しかし、私が中学卒業の頃、両親が離婚し、母が女手一つで私達兄弟を育てることになりました。
母は2つの仕事をかけもって、朝も夕も頑張ってくれていましたが、親子5人が安定した生活を送れる収入を得ることは、とても難しく、大変なことでした。
私は進学したいと思った道もあきらめなければならなくなりました。
突然襲った出来事、母の姿から、男女平等になってきた世の中とはいえ、やはり、女性にとっては不利な環境が多い現実を知り、生涯に渡ってしっかりとした収入が得られる仕事をしたいと思い始めました。

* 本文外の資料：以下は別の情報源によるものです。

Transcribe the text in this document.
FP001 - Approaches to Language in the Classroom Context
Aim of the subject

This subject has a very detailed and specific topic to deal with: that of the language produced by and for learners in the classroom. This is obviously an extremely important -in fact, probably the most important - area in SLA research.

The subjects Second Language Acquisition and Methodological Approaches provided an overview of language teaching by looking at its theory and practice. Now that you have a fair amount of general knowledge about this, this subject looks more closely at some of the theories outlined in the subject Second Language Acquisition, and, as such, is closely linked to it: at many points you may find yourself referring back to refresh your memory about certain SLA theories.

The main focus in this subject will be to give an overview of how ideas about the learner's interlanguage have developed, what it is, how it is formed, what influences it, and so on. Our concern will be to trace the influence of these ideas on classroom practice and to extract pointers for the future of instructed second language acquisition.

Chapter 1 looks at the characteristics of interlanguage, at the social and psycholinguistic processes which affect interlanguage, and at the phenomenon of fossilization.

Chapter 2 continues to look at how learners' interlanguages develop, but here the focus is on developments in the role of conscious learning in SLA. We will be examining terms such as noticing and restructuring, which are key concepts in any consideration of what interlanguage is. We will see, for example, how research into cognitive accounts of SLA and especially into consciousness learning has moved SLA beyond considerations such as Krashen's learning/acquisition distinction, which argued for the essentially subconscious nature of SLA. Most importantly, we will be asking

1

勉強するのにお金がかからず、女性でもきちんとした収入になる仕事、そして元々自分が考えていた「誰かを助ける仕事」をしたいと考えるようになり、そこで思い浮かんだのが看護師の仕事でした。
たまたま親戚に看護師がいて、看護学校は奨学金があり、勉強をするのに整った環境があること、また、看護師は体力的にきついことがあるかもしれないけれど、どこの町にいっても、どんな時代でも、必要とされる大切な仕事だし、子育てしながらも続けられることを教えてもらい、幼い時、お世話になった笑顔の素敵な看護師さんを思い出しました。あんなふうになれたら、と思い、自分がもともとやりたいと思っていた仕事は「人を助ける」仕事だったので、これが自分の進む道だと思いました。日本全国どこでも通用する資格であり、安定した収入が得られ、定年まで働ける、女性が働くのにも整った環境である看護師、私にとってとても良い選択だったと思います。